Miners, though, have not always fled, often because passageways are blocked, either by roof falls or dense smoke. The case of the Sago miners bore some haunting reflections of a case 66 years earlier, when a group of miners inside the Sonman Mine in Portage, Cambria County, built a makeshift barricade in hopes of closing off bad air and died for lack of oxygen seven hours later. In all, 63 miners died in the Sonman incident, few of them from the explosion.

Thirteen miners gave up on building a barricade in another section of the mine and, instead, fled to the surface.

One misgiving mine safety officials have expressed about shelters is that they might prompt miners to flee to underground refuge instead of the surface.
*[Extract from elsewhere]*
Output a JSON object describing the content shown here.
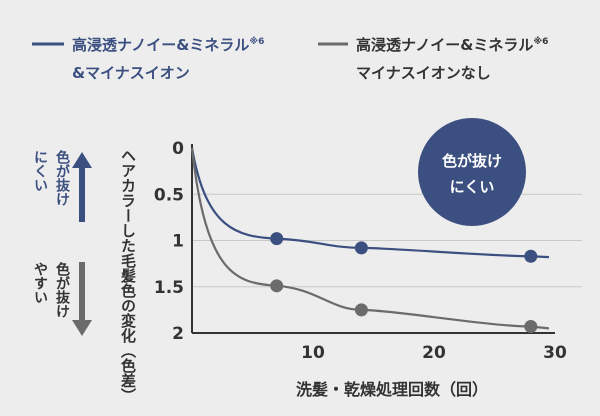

"Getting out is the first thing. If you can, you get out," said Kelvin Wu, a researcher in MSHA's Pittsburgh office.

While the inflatable tent displayed at the National Academy of Science forum posed practical issues for coal mines -- such a device would not easily resist blasts or flames -- Mr. Wu sees a role for some of the portable chambers displayed, if they are used in conjunction with a series of hardened, permanent chambers along mine routes.

Mr. Wu and Randy Berry, a researcher from Foster-Miller, a private consulting firm, have advocated a decidedly low-tech system for rescue chambers. Mr. Wu advises using a continuous mining machine to dig out a notch in a coal pillar, then either drill a ventilation hole from the surface or stock bottled air and breathing devices.

Mr. Berry was co-author of a 1983 research paper that laid out similar theories, including closing off cross-cuts, the passageways between coal pillars, with air-tight doors.

"The emphasis in all our designs was to use off-the-shelf materials whenever possible," Mr. Berry said. He suggested the construction of permanent chambers dug into the mine along the escape route.

"It should be located on the way out," Mr. Berry said. "We don't want folks to go the wrong way."